Beginning with a discussion of the recent extreme weather in southern China, Cao Jing introduced the concepts of carbon peaking and carbon neutrality, which are worthy of attention in the near term, and pointed out that the main pain point of China’s response to climate change is coal dependence. Compared with Western countries, China relies primarily on coal for energy, and coal-fired power plants account for more than half of the country’s total power generation. If newly-built power plants are decommissioned earlier than planned, this will inevitably lead to huge costs and losses. However, from a corporate development perspective, only by achieving carbon neutrality will Chinese companies be able to gain an advantage in the international market and achieve longer-term growth. To enhance our competitiveness, it is imperative for China to attain carbon neutrality. This year, President Xi Jinping's confidence boost and encouragement on this issue have been very significant.

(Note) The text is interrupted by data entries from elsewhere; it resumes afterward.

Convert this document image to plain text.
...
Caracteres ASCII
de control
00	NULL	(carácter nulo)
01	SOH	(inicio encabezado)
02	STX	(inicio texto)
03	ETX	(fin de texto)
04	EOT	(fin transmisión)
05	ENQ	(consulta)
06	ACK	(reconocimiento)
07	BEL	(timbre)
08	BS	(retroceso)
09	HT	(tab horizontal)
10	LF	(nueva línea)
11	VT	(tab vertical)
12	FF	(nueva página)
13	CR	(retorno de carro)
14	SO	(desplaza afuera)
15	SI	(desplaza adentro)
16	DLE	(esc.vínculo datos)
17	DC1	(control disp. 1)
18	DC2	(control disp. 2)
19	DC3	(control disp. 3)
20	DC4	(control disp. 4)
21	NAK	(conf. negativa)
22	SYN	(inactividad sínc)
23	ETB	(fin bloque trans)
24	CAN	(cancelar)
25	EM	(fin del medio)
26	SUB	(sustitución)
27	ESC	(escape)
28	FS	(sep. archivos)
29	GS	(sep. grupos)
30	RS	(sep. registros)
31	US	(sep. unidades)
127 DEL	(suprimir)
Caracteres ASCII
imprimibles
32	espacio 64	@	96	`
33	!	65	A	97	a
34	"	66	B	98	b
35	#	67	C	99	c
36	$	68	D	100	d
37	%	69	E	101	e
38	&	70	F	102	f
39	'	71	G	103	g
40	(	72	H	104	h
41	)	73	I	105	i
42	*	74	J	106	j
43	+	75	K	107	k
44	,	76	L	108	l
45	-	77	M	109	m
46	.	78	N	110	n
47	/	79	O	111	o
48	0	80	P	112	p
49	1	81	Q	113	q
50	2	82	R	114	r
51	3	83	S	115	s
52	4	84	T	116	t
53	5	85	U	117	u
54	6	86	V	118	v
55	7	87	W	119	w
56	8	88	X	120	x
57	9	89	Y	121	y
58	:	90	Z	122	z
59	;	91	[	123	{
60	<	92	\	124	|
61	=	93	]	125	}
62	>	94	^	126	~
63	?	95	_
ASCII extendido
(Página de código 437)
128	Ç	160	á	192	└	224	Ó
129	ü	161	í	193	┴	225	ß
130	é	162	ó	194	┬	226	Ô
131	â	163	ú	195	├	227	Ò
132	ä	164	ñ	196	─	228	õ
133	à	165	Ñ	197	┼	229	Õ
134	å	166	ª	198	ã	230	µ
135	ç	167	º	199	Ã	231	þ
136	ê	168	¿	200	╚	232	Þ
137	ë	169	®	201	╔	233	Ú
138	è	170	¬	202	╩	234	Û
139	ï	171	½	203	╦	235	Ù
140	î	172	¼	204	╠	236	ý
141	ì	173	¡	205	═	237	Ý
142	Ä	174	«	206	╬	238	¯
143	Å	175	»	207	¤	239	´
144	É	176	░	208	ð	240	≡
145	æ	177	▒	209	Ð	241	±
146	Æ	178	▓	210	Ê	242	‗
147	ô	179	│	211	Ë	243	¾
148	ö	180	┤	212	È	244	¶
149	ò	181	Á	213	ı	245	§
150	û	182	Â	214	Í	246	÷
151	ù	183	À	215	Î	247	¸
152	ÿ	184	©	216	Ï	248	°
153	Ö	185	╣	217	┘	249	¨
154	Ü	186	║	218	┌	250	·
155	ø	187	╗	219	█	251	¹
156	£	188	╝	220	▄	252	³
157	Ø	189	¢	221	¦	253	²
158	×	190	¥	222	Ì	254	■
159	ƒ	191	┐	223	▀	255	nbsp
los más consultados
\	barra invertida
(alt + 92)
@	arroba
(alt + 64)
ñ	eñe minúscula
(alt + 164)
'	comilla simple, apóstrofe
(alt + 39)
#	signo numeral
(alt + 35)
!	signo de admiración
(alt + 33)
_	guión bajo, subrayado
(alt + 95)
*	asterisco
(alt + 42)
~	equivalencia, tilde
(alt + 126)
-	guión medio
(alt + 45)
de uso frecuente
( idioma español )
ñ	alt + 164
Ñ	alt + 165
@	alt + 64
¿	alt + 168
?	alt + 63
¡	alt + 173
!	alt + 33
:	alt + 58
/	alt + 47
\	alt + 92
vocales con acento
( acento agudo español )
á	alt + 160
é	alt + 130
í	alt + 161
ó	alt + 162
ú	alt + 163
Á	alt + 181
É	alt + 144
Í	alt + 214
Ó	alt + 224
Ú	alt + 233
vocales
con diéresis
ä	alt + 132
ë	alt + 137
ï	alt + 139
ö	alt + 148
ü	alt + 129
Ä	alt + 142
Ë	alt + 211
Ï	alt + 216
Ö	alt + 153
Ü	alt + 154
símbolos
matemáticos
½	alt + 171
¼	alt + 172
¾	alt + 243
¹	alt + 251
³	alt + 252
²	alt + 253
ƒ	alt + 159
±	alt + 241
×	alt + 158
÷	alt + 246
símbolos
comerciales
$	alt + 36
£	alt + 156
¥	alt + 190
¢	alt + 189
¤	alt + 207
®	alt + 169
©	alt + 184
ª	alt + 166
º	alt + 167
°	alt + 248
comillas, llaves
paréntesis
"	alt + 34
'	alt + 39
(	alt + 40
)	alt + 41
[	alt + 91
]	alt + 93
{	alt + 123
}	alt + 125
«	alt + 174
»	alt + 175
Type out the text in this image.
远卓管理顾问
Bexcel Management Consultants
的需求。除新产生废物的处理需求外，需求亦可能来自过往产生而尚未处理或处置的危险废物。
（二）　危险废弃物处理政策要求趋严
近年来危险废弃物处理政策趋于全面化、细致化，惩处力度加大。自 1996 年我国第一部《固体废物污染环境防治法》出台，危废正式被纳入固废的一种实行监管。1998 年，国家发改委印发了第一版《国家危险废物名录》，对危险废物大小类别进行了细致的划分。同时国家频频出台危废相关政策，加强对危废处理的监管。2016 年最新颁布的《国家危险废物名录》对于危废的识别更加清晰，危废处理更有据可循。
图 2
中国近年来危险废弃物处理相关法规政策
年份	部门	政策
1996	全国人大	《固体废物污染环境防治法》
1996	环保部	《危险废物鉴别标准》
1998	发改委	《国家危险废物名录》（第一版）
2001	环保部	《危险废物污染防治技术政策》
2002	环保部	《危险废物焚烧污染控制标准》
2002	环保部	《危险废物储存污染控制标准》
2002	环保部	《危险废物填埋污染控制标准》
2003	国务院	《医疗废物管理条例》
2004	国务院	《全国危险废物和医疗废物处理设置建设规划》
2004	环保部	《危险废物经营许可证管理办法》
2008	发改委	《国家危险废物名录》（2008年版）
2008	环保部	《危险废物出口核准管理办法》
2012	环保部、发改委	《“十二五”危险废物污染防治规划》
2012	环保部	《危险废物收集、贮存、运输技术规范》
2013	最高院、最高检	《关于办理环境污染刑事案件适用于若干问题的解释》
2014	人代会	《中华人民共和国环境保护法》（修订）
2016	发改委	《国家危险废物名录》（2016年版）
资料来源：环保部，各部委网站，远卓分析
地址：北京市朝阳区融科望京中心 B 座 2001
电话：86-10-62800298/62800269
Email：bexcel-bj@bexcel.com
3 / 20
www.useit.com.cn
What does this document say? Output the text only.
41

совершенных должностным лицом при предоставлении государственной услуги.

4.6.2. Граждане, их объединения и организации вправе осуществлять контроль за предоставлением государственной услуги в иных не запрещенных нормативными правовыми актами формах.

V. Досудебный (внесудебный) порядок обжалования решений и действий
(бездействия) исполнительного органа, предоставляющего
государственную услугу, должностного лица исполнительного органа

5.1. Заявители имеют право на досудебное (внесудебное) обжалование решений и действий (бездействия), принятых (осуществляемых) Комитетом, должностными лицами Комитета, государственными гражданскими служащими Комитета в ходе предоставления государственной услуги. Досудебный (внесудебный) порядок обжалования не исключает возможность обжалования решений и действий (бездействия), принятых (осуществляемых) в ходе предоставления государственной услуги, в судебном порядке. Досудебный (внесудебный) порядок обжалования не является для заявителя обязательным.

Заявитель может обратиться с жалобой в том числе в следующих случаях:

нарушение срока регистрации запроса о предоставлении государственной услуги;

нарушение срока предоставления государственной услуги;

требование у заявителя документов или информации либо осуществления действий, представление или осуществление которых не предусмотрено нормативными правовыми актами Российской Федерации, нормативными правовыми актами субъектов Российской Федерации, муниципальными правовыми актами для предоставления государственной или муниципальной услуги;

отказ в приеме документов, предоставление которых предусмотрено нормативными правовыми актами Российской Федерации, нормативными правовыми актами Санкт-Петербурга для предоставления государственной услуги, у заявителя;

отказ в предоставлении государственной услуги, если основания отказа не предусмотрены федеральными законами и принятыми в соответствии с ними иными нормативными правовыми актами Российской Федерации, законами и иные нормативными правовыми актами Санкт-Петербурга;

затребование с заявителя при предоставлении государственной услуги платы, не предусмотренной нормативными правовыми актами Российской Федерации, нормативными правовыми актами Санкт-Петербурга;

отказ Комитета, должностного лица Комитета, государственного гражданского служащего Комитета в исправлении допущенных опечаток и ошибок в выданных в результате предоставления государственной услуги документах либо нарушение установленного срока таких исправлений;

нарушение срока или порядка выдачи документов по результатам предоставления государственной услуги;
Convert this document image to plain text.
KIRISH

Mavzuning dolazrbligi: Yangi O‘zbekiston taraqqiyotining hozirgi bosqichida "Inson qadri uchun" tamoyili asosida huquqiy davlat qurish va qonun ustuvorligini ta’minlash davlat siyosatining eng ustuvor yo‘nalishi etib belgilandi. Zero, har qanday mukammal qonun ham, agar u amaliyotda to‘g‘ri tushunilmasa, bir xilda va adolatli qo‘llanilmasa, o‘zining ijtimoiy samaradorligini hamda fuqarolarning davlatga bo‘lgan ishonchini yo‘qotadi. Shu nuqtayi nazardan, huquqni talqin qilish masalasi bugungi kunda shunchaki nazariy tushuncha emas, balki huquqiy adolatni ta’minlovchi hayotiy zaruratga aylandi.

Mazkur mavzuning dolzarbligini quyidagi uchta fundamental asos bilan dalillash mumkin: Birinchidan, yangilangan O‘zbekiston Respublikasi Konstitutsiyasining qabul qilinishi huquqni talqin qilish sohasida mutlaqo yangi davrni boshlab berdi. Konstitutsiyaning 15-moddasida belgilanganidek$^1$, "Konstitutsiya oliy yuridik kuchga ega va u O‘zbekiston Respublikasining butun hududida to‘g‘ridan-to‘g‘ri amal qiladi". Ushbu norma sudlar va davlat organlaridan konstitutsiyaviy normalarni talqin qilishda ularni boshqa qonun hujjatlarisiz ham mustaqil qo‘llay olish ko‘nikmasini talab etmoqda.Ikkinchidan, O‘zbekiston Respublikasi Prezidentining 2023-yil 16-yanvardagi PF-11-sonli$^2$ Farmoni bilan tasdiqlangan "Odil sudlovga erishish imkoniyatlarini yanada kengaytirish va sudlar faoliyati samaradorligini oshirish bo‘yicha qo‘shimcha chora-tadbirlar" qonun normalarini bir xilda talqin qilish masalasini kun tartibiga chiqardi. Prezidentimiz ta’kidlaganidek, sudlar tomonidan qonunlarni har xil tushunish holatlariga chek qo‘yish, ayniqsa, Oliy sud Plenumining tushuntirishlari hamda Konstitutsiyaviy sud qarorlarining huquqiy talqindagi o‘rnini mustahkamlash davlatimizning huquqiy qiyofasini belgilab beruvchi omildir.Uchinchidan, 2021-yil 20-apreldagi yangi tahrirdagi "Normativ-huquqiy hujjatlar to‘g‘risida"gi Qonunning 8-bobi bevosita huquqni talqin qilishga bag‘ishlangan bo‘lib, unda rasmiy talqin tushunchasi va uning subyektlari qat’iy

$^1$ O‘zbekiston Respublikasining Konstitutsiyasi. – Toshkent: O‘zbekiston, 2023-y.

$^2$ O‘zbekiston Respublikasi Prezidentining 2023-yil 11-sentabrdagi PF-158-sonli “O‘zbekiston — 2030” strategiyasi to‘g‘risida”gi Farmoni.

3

According to Zou Ji, energy supply problems during extreme weather are mainly related to power wattage rather than insufficient total power. The right to development (including the right to comfortable living) is closely linked with the growth rate as well as carbon and pollution emissions. China can no longer go down the path of environmental pollution to achieve growth, as the country has already passed this developmental stage. Furthermore, green development is full of business opportunities. Zou Ji also cautioned that despite China’s commitment to energy conservation and emission reduction as well as the corresponding price that it has paid, we cannot count on concessions and preferential treatment from the international community. Instead, we must dilute costs on our own through economies of scale. In northwestern China, there are significant amounts of renewable resources. If relevant departments can invigorate the photovoltaic and wind energy industries in these regions, they will not only facilitate the building of a low carbon economy, but also address the issue of energy security.